The emergence of container technologies (Docker and Kubernetes) greatly simplified the deployment of applications, especially Microservices. But initially, the service resilience is still archived by the application code. The most famous one is “Netflix OSS”. Now we have extracted those features out of application code and passed them to Service Mesh, of which the popular ones are Istio and Linkerd. By manipulating service requests, Service Mesh gained granular control of applications, while on the contrary the container can only control on the service level.

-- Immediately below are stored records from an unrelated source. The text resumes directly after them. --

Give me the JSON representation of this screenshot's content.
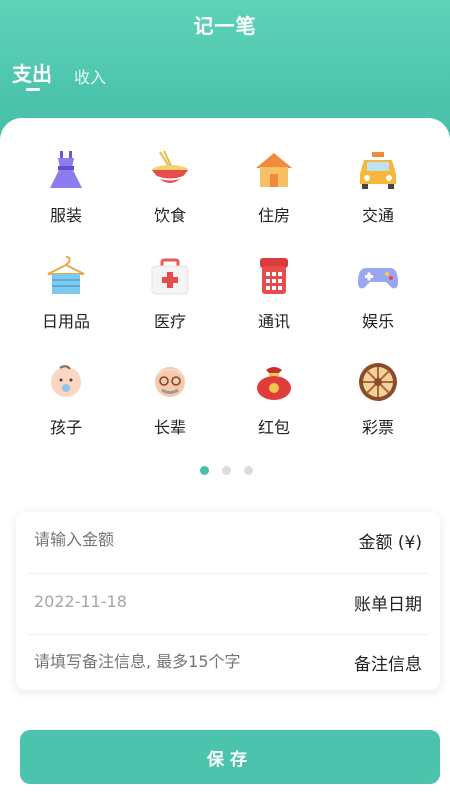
{
  "header": {
    "title": "记一笔"
  },
  "tabs": [
    {
      "label": "支出",
      "active": true
    },
    {
      "label": "收入",
      "active": false
    }
  ],
  "categories": [
    {
      "label": "服装",
      "icon": "dress-icon"
    },
    {
      "label": "饮食",
      "icon": "noodle-bowl-icon"
    },
    {
      "label": "住房",
      "icon": "house-icon"
    },
    {
      "label": "交通",
      "icon": "taxi-icon"
    },
    {
      "label": "日用品",
      "icon": "towel-hanger-icon"
    },
    {
      "label": "医疗",
      "icon": "medical-kit-icon"
    },
    {
      "label": "通讯",
      "icon": "telephone-icon"
    },
    {
      "label": "娱乐",
      "icon": "gamepad-icon"
    },
    {
      "label": "孩子",
      "icon": "baby-icon"
    },
    {
      "label": "长辈",
      "icon": "elder-icon"
    },
    {
      "label": "红包",
      "icon": "red-envelope-pouch-icon"
    },
    {
      "label": "彩票",
      "icon": "lottery-wheel-icon"
    }
  ],
  "pager": {
    "count": 3,
    "active_index": 0
  },
  "form": {
    "amount": {
      "placeholder": "请输入金额",
      "label": "金额 (¥)"
    },
    "date": {
      "value": "2022-11-18",
      "label": "账单日期"
    },
    "note": {
      "placeholder": "请填写备注信息, 最多15个字",
      "label": "备注信息"
    }
  },
  "save_label": "保存",
  "colors": {
    "accent": "#4cc4ad",
    "header_top": "#5fd3b8"
  }
}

When using Service Mesh to achieve service resilience, you only need to write some configuration files instead of coding. But it is not without its shortcomings. Writing a configuration file is another way of coding, which is error-prone when the file is large. There are already better IDEs that support container, but support for Service Mesh is not ideal. Service Mesh definitely has a bright future, and maybe it will be integrated into the container technology and become part of it in the future.

When do you need it?

No matter how you implement Service Resilience, there is a lot of work to do, especially when there are many services and the calling relationships are complex. So should you make all services having these features? My suggestion is to add these features to the most important services initially, while leaving other services for later consideration. After you deployed the application to the production environment for a period of time, you would have a better idea on which services are problematic, and then decide what to do next. The benefit of applying the Decorator Pattern is that you can add or remove decorators without affecting the business logic code.

Conclusion:

Service resilience is a very important technology in Microservices. It makes the service still available when the environment is unreliable, thus greatly improving the resilience of services. Technologies used include Timeouts, Retry, Rate Limiting, Circuit Breaker, Fault Injection, and Bulkhead. You can implement these features by code or Service Mash. Service Mesh is the future direction. But implementing them requires a lot of work, so you need to choose which services to apply the technology.